Creative Commons is more readily shareable. Creative Commons can get you presence pushed further into the subject genre that you are into. It is like being well known in a visual form. Students can become known in their field. For example the lego guy is really well known now. Over time he has projects with Gizmodo and Lego themselves made contact and asked him to be one of their photographers. At the beginning he wasn’t a photographer. Flickr taught him how to do it. Because he shared he became known and on the way he learned. The two things go together. I am fascinated by his journey and I feel a part of it.

It is vital to tag photos with keywords. This is critical for others searching. It also makes it easy to  integrate with other social media. I will share my  “graffitiart” tag on Twitter. So it makes it very simple to share out to Twitter, Facebook, Pinterest or Tumblr. With one click and there can be a lot of cross promotion.

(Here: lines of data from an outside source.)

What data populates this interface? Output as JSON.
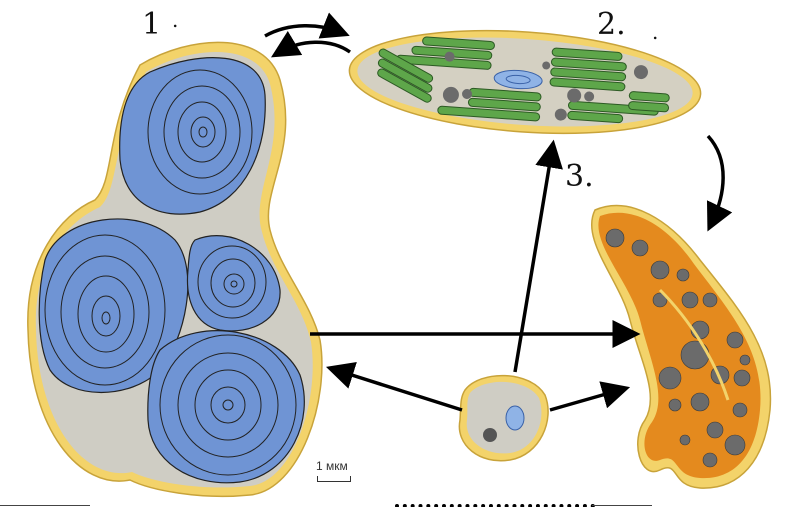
{
  "labels": {
    "label_1": "1",
    "label_1_dot": ".",
    "label_2": "2.",
    "label_2_dot": ".",
    "label_3": "3."
  },
  "scale_bar": {
    "text": "1 мкм"
  },
  "answer_blank": "",
  "colors": {
    "envelope": "#f3d36a",
    "starch": "#6f94d4",
    "stroma": "#d4d0c2",
    "thylakoid": "#5ea64a",
    "chromoplast": "#e48a1e",
    "globule": "#6b6b6b",
    "arrow": "#000000"
  }
}
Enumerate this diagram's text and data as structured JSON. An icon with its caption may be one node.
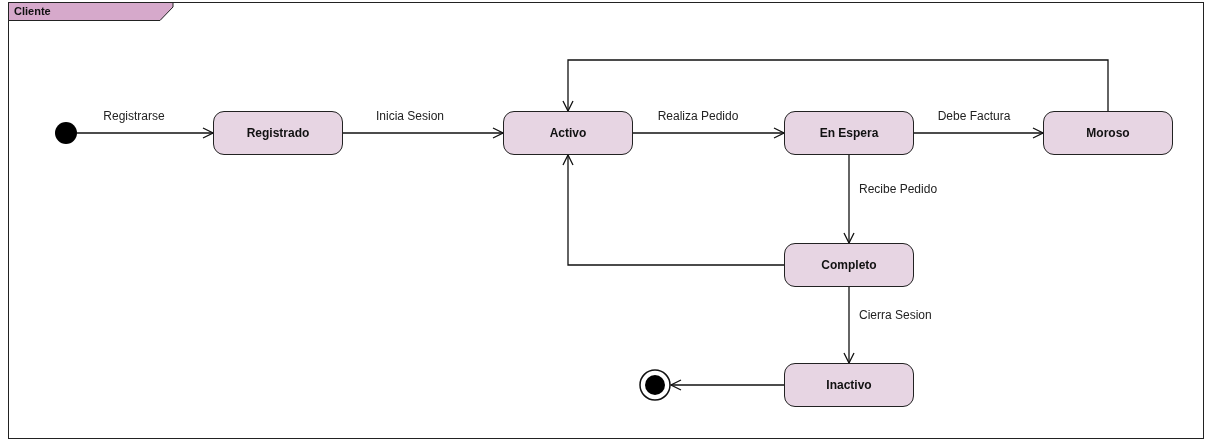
{
  "diagram": {
    "nodes": [
      {
        "text": [
          "Cliente"
        ]
      },
      {
        "text": [],
        "shape": "circle",
        "in": 0
      },
      {
        "text": [
          "Registrado"
        ],
        "in": 0
      },
      {
        "text": [
          "Activo"
        ],
        "in": 0
      },
      {
        "text": [
          "En Espera"
        ],
        "in": 0
      },
      {
        "text": [
          "Moroso"
        ],
        "in": 0
      },
      {
        "text": [
          "Completo"
        ],
        "in": 0
      },
      {
        "text": [
          "Inactivo"
        ],
        "in": 0
      },
      {
        "text": [],
        "shape": "circle",
        "in": 0
      }
    ],
    "edges": [
      {
        "from": 1,
        "to": 2,
        "arrow": "to",
        "label": "Registrarse"
      },
      {
        "from": 2,
        "to": 3,
        "arrow": "to",
        "label": "Inicia Sesion"
      },
      {
        "from": 3,
        "to": 4,
        "arrow": "to",
        "label": "Realiza Pedido"
      },
      {
        "from": 4,
        "to": 5,
        "arrow": "to",
        "label": "Debe Factura"
      },
      {
        "from": 5,
        "to": 3,
        "arrow": "to"
      },
      {
        "from": 4,
        "to": 6,
        "arrow": "to",
        "label": "Recibe Pedido"
      },
      {
        "from": 6,
        "to": 3,
        "arrow": "to"
      },
      {
        "from": 6,
        "to": 7,
        "arrow": "to",
        "label": "Cierra Sesion"
      },
      {
        "from": 7,
        "to": 8,
        "arrow": "to"
      }
    ]
  }
}
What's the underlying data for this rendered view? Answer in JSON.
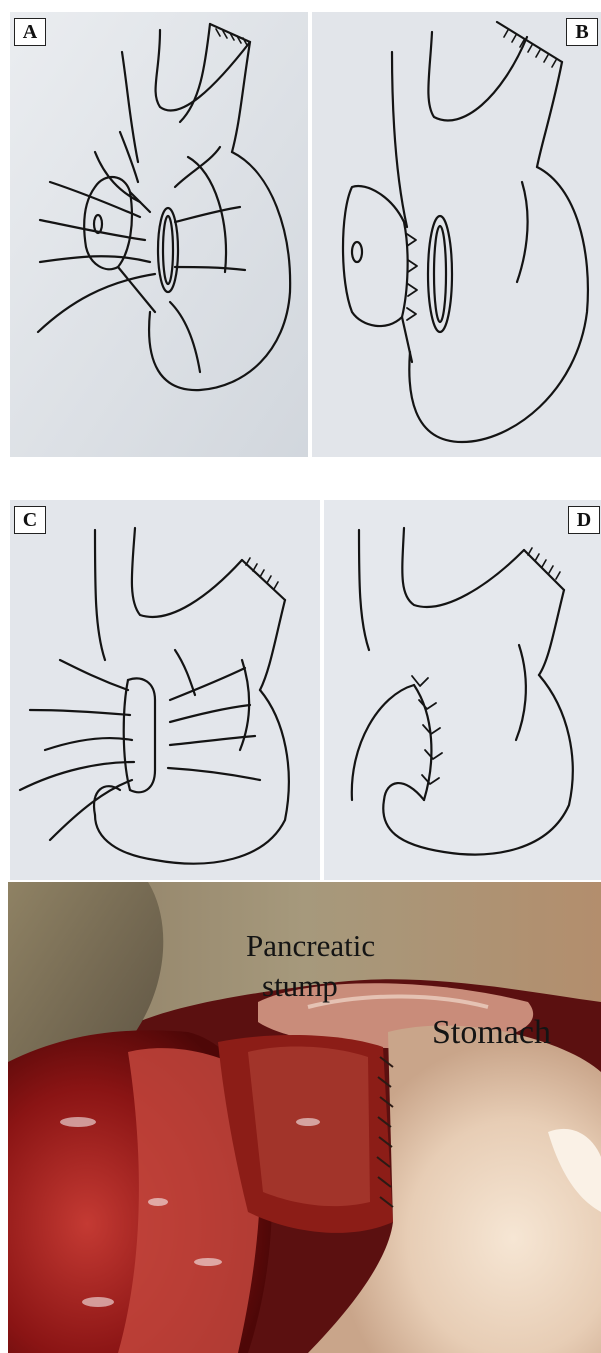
{
  "panels": [
    {
      "id": "A",
      "label": "A"
    },
    {
      "id": "B",
      "label": "B"
    },
    {
      "id": "C",
      "label": "C"
    },
    {
      "id": "D",
      "label": "D"
    }
  ],
  "photo": {
    "labels": {
      "pancreatic_line1": "Pancreatic",
      "pancreatic_line2": "stump",
      "stomach": "Stomach"
    }
  },
  "colors": {
    "paper_top": "#dfe3e8",
    "paper_bottom": "#e6e9ee",
    "ink": "#141414",
    "tissue_dark": "#6e0d0d",
    "tissue_red": "#b21f1f",
    "stomach_tone": "#e9d2bc"
  }
}
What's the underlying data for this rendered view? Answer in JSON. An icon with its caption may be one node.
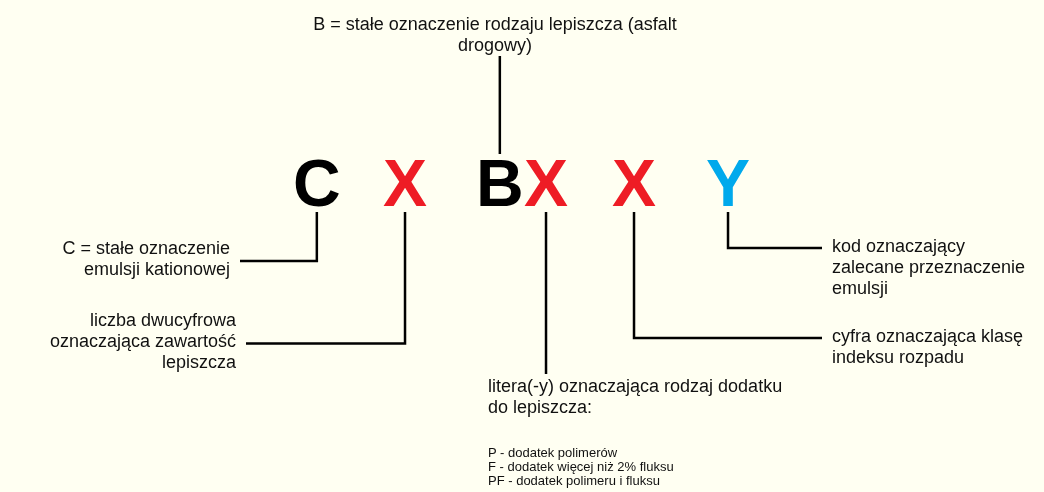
{
  "diagram": {
    "nodes": [
      {
        "text": [
          "B = stałe oznaczenie rodzaju lepiszcza (asfalt drogowy)"
        ]
      },
      {
        "text": [
          "C"
        ]
      },
      {
        "text": [
          "X"
        ]
      },
      {
        "text": [
          "B"
        ]
      },
      {
        "text": [
          "X"
        ]
      },
      {
        "text": [
          "X"
        ]
      },
      {
        "text": [
          "Y"
        ]
      },
      {
        "text": [
          "C = stałe oznaczenie emulsji kationowej"
        ]
      },
      {
        "text": [
          "kod oznaczający zalecane przeznaczenie emulsji"
        ]
      },
      {
        "text": [
          "liczba dwucyfrowa oznaczająca zawartość lepiszcza"
        ]
      },
      {
        "text": [
          "cyfra oznaczająca klasę indeksu rozpadu"
        ]
      },
      {
        "text": [
          "litera(-y) oznaczająca rodzaj dodatku do lepiszcza:"
        ],
        "beside": [
          "P - dodatek polimerów",
          "F - dodatek więcej niż 2% fluksu",
          "PF - dodatek polimeru i fluksu"
        ]
      }
    ],
    "edges": [
      {
        "from": 0,
        "to": 3,
        "arrow": "none"
      },
      {
        "from": 7,
        "to": 1,
        "arrow": "none"
      },
      {
        "from": 8,
        "to": 6,
        "arrow": "none"
      },
      {
        "from": 9,
        "to": 2,
        "arrow": "none"
      },
      {
        "from": 10,
        "to": 5,
        "arrow": "none"
      },
      {
        "from": 11,
        "to": 4,
        "arrow": "none"
      }
    ]
  }
}
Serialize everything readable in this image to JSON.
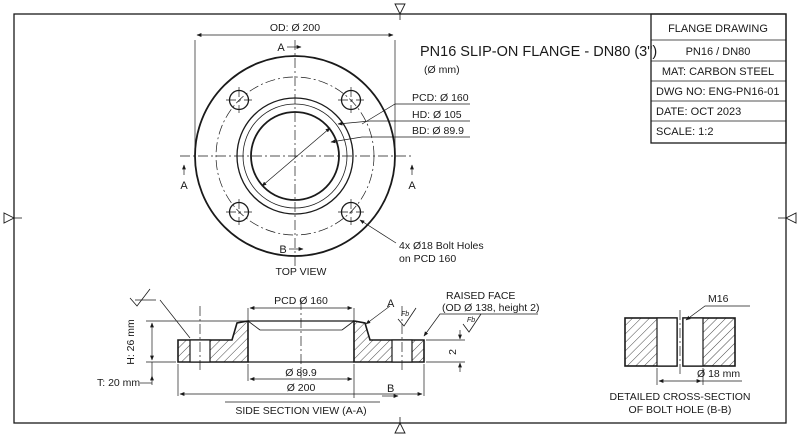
{
  "title_block": {
    "rows": [
      "FLANGE DRAWING",
      "PN16 / DN80",
      "MAT: CARBON STEEL",
      "DWG NO: ENG-PN16-01",
      "DATE: OCT 2023",
      "SCALE: 1:2"
    ]
  },
  "heading": {
    "title": "PN16 SLIP-ON FLANGE - DN80 (3\")",
    "units": "(Ø mm)"
  },
  "top_view": {
    "od_label": "OD: Ø 200",
    "pcd_label": "PCD: Ø 160",
    "hd_label": "HD: Ø 105",
    "bd_label": "BD: Ø 89.9",
    "bolt_holes_line1": "4x Ø18 Bolt Holes",
    "bolt_holes_line2": "on PCD 160",
    "caption": "TOP VIEW",
    "section_a": "A",
    "section_b": "B"
  },
  "side_view": {
    "pcd_label": "PCD Ø 160",
    "bore_label": "Ø 89.9",
    "od_label": "Ø 200",
    "height_label": "H: 26 mm",
    "thickness_label": "T: 20 mm",
    "raised_face_line1": "RAISED FACE",
    "raised_face_line2": "(OD Ø 138, height 2)",
    "rf_height": "2",
    "finish_symbol": "Fb",
    "caption": "SIDE SECTION VIEW (A-A)",
    "marker_a": "A",
    "marker_b": "B"
  },
  "detail_view": {
    "thread_label": "M16",
    "hole_label": "Ø 18 mm",
    "caption_line1": "DETAILED CROSS-SECTION",
    "caption_line2": "OF BOLT HOLE (B-B)"
  }
}
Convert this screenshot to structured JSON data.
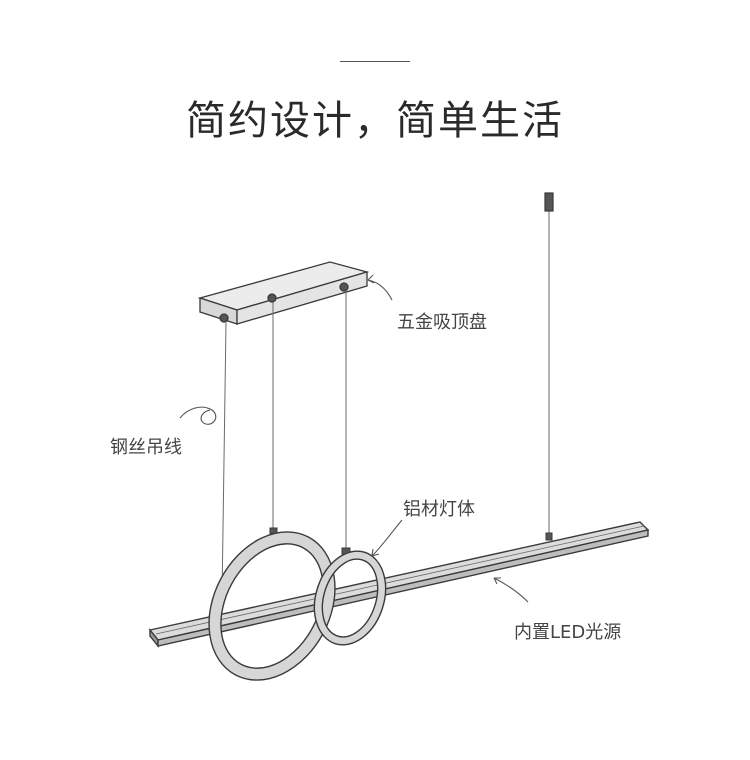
{
  "header": {
    "title": "简约设计，简单生活"
  },
  "callouts": {
    "canopy": "五金吸顶盘",
    "wire": "钢丝吊线",
    "body": "铝材灯体",
    "light_source": "内置LED光源"
  },
  "colors": {
    "line": "#3a3a3a",
    "text": "#444444",
    "background": "#ffffff"
  }
}
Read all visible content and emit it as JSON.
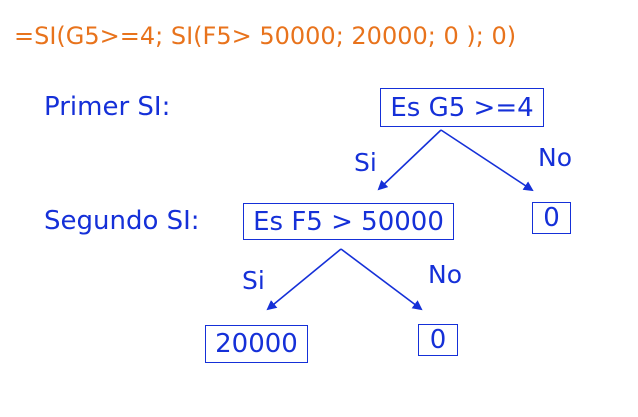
{
  "formula": "=SI(G5>=4; SI(F5> 50000; 20000; 0 ); 0)",
  "labels": {
    "first": "Primer SI:",
    "second": "Segundo SI:"
  },
  "nodes": {
    "first_condition": "Es G5 >=4",
    "second_condition": "Es F5 > 50000",
    "first_false": "0",
    "second_true": "20000",
    "second_false": "0"
  },
  "branches": {
    "first_yes": "Si",
    "first_no": "No",
    "second_yes": "Si",
    "second_no": "No"
  },
  "colors": {
    "formula": "#e8731c",
    "diagram": "#1530d8"
  }
}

It is important to keep your tag clouds succinct but to try and also imagine what people would search for. I like finding my images with my specific tags as search terms.

Flickr teaches CC better than anywhere. It was the place where it all opened up. Copyright Services in the RMIT library can help with those resources as well.

Why share photos to Flickr and not another photo sharing site?
At the time Flickr  was the best thing available. It still is the best because of the way it holds the images with different sizing options, Creative Commons options, and the ability to keep them private or not. In Flickr more capability that belongs to the owner and not the vendor. It has an inbuilt photo imaging editing and enhancing app called Aviary and it’s all free. And you can put in your own copyright.

What are the advantages in searching Flickr for learning content?
You can search in Flickr for all images or you can just search for those freely available to use through creative commons. In Flickr you get great quality. A lot of professional photographers store their work there. Some have both professional and private accounts as their portfolio. The site is more readily made for image viewing and you get to choose from a wide range of size formats if you only want something small.

During the bushfires I had friends that lost all their photos. I started recommending Flickr as these memories become your archives. In education images have a place. Often photos can have better impact than video. You can get to the point in one place whereas video takes time to get there. From Flickr I have learnt a lot about the world. It’s my photo blog that captures my journey in life and what is meaningful to me.